U.S. stocks were lower on Wednesday as the benchmark S&P 500 fell 0.4% and the narrower Dow Jones Industrial Average (^DJI 1.22%) was off by 0.6%. The technology-heavy Nasdaq Composite Index (^IXIC 0.51%) -- ordinarily more volatile than the broad market -- lost just 0.1%.
Search giant Google (GOOG 0.16%) (GOOGL 0.13%) marginally underperformed the Nasdaq today, with a 0.3% drop, but I'm more interested in the announcement late yesterday that the company is acquiring satellite and imagery data specialist Skybox Imaging for $500 million – a deal that that will help advance Google's goals on at least two fronts. (More on this in a moment.) If you're looking for a deal rationale, it all comes back to who controls valuable data and access to that data -- or, in less mercantilist, more lofty terms, "Google's mission is to organize the world's information and make it universally accessible and useful."
Founded in 2009, Skybox Imaging is one of those companies that has you asking: "How did they accomplish so much, so quickly?" (A bit like Google, you might say.) Last November, at less than five years old, it launched a small, cheap satellite that is nevertheless equipped to capture high-definition pictures and video of the Earth, like the following video of the Burj Khalifa, in which you can actually spot a jet liner flying past on the bottom of the screen:
Even before the acquisition, Skybox was planning to launch 23 more satellites over the next five years, each generating a terabyte of data per day.
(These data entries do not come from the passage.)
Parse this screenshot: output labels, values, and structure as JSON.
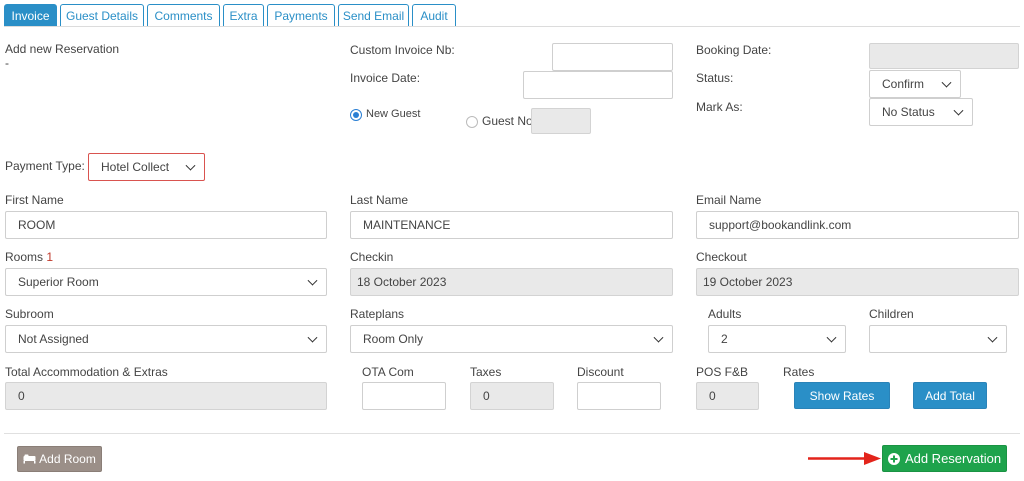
{
  "tabs": [
    "Invoice",
    "Guest Details",
    "Comments",
    "Extra",
    "Payments",
    "Send Email",
    "Audit"
  ],
  "header": {
    "title": "Add new Reservation",
    "subtitle": "-"
  },
  "invoice": {
    "custom_invoice_label": "Custom Invoice Nb:",
    "custom_invoice_value": "",
    "invoice_date_label": "Invoice Date:",
    "invoice_date_value": "",
    "new_guest_label": "New Guest",
    "guest_no_label": "Guest No",
    "guest_no_value": ""
  },
  "booking": {
    "booking_date_label": "Booking Date:",
    "booking_date_value": "",
    "status_label": "Status:",
    "status_value": "Confirm",
    "mark_as_label": "Mark As:",
    "mark_as_value": "No Status"
  },
  "payment": {
    "label": "Payment Type:",
    "value": "Hotel Collect"
  },
  "guest": {
    "first_name_label": "First Name",
    "first_name_value": "ROOM",
    "last_name_label": "Last Name",
    "last_name_value": "MAINTENANCE",
    "email_label": "Email Name",
    "email_value": "support@bookandlink.com"
  },
  "stay": {
    "rooms_label": "Rooms",
    "rooms_count": "1",
    "rooms_value": "Superior Room",
    "checkin_label": "Checkin",
    "checkin_value": "18 October 2023",
    "checkout_label": "Checkout",
    "checkout_value": "19 October 2023",
    "subroom_label": "Subroom",
    "subroom_value": "Not Assigned",
    "rateplans_label": "Rateplans",
    "rateplans_value": "Room Only",
    "adults_label": "Adults",
    "adults_value": "2",
    "children_label": "Children",
    "children_value": ""
  },
  "totals": {
    "total_label": "Total Accommodation & Extras",
    "total_value": "0",
    "ota_label": "OTA Com",
    "ota_value": "",
    "taxes_label": "Taxes",
    "taxes_value": "0",
    "discount_label": "Discount",
    "discount_value": "",
    "pos_label": "POS F&B",
    "pos_value": "0",
    "rates_label": "Rates"
  },
  "buttons": {
    "show_rates": "Show Rates",
    "add_total": "Add Total",
    "add_room": "Add Room",
    "add_reservation": "Add Reservation"
  },
  "colors": {
    "accent": "#2a8fc7",
    "green": "#1ea34c",
    "arrow": "#e3241b",
    "error_border": "#d9534f"
  }
}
The synergies with Google Maps is obvious, and sure enough, improving Maps will be Skybox's first priority. Maps is one of Google's most valuable applications, and it's particularly useful when it is paired with the geo-location capability of smartphones and tablets -- functionality that still makes me marvel every time I use it. According to The Wall Street Journal, Google currently sources the images for Maps from approximately 1,000 different sources.
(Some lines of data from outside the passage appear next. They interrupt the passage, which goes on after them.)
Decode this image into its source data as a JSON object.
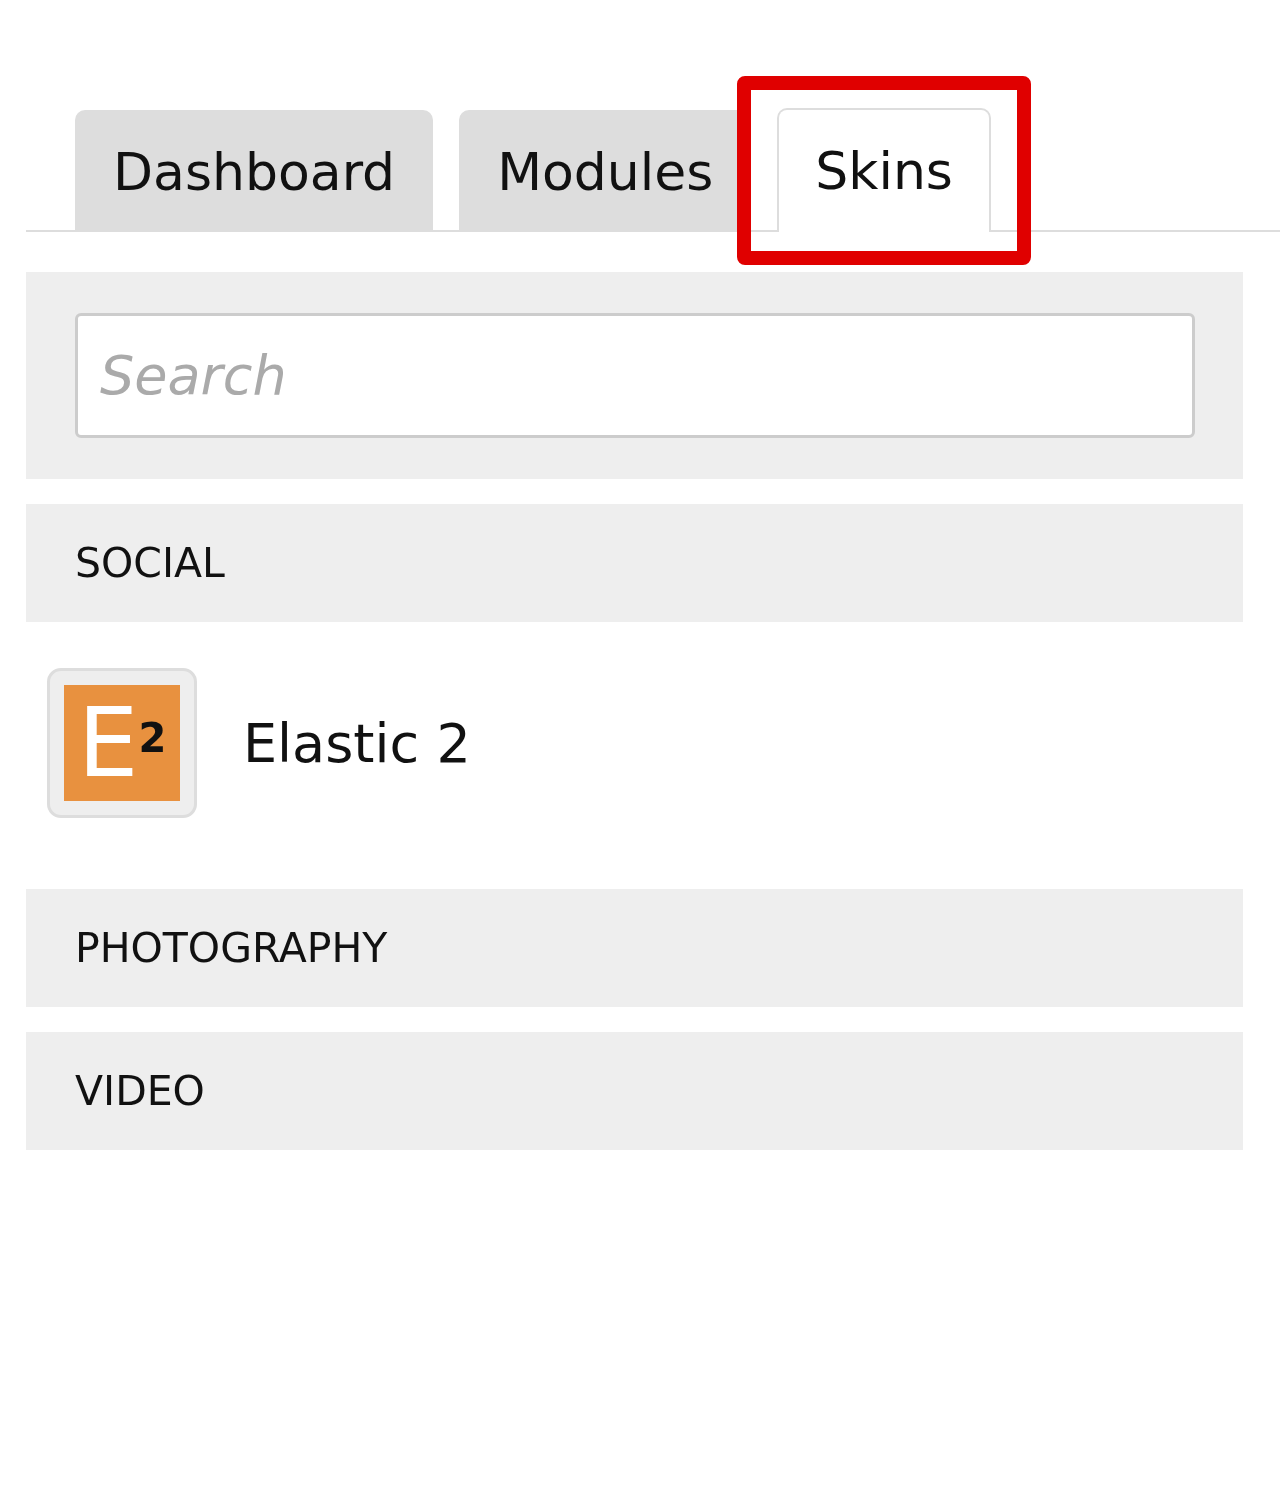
{
  "tabs": [
    {
      "label": "Dashboard",
      "selected": false,
      "highlighted": false
    },
    {
      "label": "Modules",
      "selected": false,
      "highlighted": false
    },
    {
      "label": "Skins",
      "selected": true,
      "highlighted": true
    }
  ],
  "search": {
    "placeholder": "Search"
  },
  "categories": [
    {
      "name": "SOCIAL",
      "items": [
        {
          "name": "Elastic 2",
          "logo": {
            "letter": "E",
            "mark": "2",
            "color": "#e8913f"
          }
        }
      ]
    },
    {
      "name": "PHOTOGRAPHY"
    },
    {
      "name": "VIDEO"
    }
  ]
}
Fittingly for a company that is about to join Google, Skybox has expertise not simply in generating satellite data, but also in managing that data, having developed a software platform for its clients, which include financial firms. (By tracking port activity, Skybox could help detect changes in economic growth, for example.) That expertise is central to Skybox's mission. In April, co-founder and Chief Product Officer Dan Berkenstock told the Financial Times, "We see ourselves as a data platform company that just happens to be launching a fleet of imaging satellites."
Over a longer term, Skybox's know-how could also complement some of Google's existing "moonshot" projects to add Internet access to less populated regions through the use of balloons, drones, and, yes, satellites. From a shareholder's perspective, not all of these projects will necessarily earn an economic return -- or any return at all, perhaps -- however, Messrs. Brin and Page have brought the company this far, so perhaps they deserve the benefit of the doubt?
Google is one of the most exciting, forward-thinking businesses out there. I'm rather curious to see what it will dream up next.